Measuring Customer Experience
The company does not rely on surveys. Instead, Great Clips’ Brand Delivery Document includes a scorecard with customer-focused measurements that tell them if they’re accomplishing their goals. “We define the customer experience emotionally and confirm it rationally,” Rhoda explains.
There are very few businesses where you physically touch your customers, which is what makes the emotional link even more important than in some other businesses. “Our customers want to look better and feel better without spending too much time or money.” Their metrics – items like wait time and repeat customers – helps the company understand how their franchises are delivering against those goals.
Bringing the Customer to Life for the Corporate Employees
In my previous interview I outlined Rhoda’s incredible salon visit schedule, going to 500 salons in one year. In that interview she reflected on the challenge of getting the rest of her senior staff out of the office and into the field. In reaction, her business services team creating Salon Immersion Days. “All of our staff go into the field and fully immerse themselves in a salon for a couple of days. They act as the receptionist. They’re on the floor. That’s a key part of the business that we really need to understand.”
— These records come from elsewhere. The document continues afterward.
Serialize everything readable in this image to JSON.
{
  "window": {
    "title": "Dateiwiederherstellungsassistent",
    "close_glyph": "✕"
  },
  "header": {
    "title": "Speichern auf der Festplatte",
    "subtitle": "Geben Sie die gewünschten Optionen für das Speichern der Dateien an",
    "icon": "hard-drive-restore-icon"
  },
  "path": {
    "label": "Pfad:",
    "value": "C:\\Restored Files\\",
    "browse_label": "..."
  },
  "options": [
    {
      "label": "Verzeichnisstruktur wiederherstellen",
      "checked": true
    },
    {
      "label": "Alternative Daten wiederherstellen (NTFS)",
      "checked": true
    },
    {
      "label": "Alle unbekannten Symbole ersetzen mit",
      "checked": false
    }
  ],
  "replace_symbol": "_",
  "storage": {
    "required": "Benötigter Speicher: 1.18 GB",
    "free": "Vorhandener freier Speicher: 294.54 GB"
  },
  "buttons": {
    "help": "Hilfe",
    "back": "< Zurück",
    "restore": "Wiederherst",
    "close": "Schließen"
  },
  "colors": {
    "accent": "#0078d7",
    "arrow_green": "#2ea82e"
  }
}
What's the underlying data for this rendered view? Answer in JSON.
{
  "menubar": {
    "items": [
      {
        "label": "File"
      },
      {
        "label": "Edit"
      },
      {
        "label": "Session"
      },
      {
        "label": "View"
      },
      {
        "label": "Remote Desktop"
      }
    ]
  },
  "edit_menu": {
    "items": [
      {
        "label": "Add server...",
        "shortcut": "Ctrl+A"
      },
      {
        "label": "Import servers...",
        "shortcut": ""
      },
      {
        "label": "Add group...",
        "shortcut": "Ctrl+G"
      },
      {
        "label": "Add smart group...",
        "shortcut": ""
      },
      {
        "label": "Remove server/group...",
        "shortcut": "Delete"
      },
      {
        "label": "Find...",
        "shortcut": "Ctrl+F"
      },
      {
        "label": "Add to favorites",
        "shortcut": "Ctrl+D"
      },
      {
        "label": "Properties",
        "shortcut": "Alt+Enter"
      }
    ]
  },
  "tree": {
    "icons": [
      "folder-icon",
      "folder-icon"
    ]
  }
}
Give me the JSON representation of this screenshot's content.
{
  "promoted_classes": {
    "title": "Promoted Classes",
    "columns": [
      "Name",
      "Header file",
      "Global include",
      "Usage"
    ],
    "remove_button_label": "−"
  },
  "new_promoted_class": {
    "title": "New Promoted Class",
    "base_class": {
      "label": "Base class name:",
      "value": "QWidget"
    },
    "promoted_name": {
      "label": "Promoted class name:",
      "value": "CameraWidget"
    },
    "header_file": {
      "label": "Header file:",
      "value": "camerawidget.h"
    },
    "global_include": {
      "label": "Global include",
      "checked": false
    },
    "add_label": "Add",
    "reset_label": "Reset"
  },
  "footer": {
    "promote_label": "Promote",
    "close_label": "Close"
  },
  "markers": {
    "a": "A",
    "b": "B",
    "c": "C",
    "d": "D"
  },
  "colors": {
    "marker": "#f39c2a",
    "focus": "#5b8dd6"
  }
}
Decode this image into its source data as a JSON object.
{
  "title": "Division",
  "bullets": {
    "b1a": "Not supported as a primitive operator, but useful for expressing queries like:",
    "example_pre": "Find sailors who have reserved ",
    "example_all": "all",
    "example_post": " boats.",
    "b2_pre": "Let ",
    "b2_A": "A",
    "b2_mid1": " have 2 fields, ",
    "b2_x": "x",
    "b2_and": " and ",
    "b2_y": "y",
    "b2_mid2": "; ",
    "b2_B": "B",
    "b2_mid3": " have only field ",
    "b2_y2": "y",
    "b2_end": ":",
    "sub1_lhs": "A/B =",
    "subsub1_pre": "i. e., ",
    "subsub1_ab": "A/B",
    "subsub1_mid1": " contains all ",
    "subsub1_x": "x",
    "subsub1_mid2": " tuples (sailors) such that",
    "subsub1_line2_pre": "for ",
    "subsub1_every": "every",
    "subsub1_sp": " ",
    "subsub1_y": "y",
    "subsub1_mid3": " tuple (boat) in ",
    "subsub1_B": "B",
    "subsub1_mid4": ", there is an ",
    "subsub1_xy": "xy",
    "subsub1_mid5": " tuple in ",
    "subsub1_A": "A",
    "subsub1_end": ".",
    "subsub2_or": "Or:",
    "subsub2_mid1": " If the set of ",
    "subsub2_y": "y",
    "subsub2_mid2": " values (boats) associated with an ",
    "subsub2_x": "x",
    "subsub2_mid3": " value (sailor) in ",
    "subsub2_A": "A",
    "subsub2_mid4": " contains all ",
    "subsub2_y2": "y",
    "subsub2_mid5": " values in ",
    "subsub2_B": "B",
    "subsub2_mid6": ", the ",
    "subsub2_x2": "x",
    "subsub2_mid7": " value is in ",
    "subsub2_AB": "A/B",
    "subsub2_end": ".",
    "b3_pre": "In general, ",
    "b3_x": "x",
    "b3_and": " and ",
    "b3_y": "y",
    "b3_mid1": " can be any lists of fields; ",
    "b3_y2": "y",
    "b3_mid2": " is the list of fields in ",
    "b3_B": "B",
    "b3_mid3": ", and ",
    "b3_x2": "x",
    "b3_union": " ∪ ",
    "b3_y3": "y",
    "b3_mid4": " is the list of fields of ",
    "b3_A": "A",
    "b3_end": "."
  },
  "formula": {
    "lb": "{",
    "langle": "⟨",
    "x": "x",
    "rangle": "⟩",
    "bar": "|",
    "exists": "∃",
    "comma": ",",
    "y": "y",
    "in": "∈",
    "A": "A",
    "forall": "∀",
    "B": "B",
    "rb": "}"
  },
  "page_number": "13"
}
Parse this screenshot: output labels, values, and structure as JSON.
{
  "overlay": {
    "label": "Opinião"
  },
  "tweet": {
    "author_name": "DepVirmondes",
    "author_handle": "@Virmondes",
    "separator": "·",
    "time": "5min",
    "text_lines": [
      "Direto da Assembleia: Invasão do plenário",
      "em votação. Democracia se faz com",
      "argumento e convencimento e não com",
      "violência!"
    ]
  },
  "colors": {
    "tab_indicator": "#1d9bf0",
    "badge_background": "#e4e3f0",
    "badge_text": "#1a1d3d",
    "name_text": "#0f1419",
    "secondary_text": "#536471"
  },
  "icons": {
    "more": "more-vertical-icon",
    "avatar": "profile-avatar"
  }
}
They have also broadened their focus groups participation to get as many as possible to observe. As Rhoda explains, “That’s a way that people can listen to customers, get a sense of them. It’s almost a more intimate way of learning than being in the salon, because you’re hearing their preferences, their experience, those kinds of things.”
Creating a Customer-Focused Culture
“We don’t go into any meeting anywhere without viewing this information,” Rhoda explains, showing the Brand Delivery Document and customer scorecard. “All our manager and franchisee recognition is focused around this information, which tells us if we’re treating the customer well. We have great data to let us know whether the customer is coming back, how long they waited, whether or not we’re staffed appropriately.”
“The way you create a customer-focused culture is to make sure you’re treating your stylist right.” In the old days of overhead projectors, Rhoda used to begin meetings with a 3-line slide:
- Treat your employees well
- Treat your customers well
- Then count your money
And do it in that order. “There is no way we have a franchisee who is successful without creating an incredible connection with their staff.”
Planning for 2014
Rhoda was able to share three 2014 initiatives related to the customer experience. One is to build a global customer database. When one of your value propositions is to get a great haircut no matter which location you visit, having ready information on a customer and their preferences is critical.
The second initiative is to deploy additional iPads into salons to assist with checking customers in and out, and the third was to better integrate promotions into their social media channels and their app. This will allow them to react to local conditions. For example, if it’s a rainy day and business is slow, they will be able to identify customers who are due for their haircut and offer a promotion.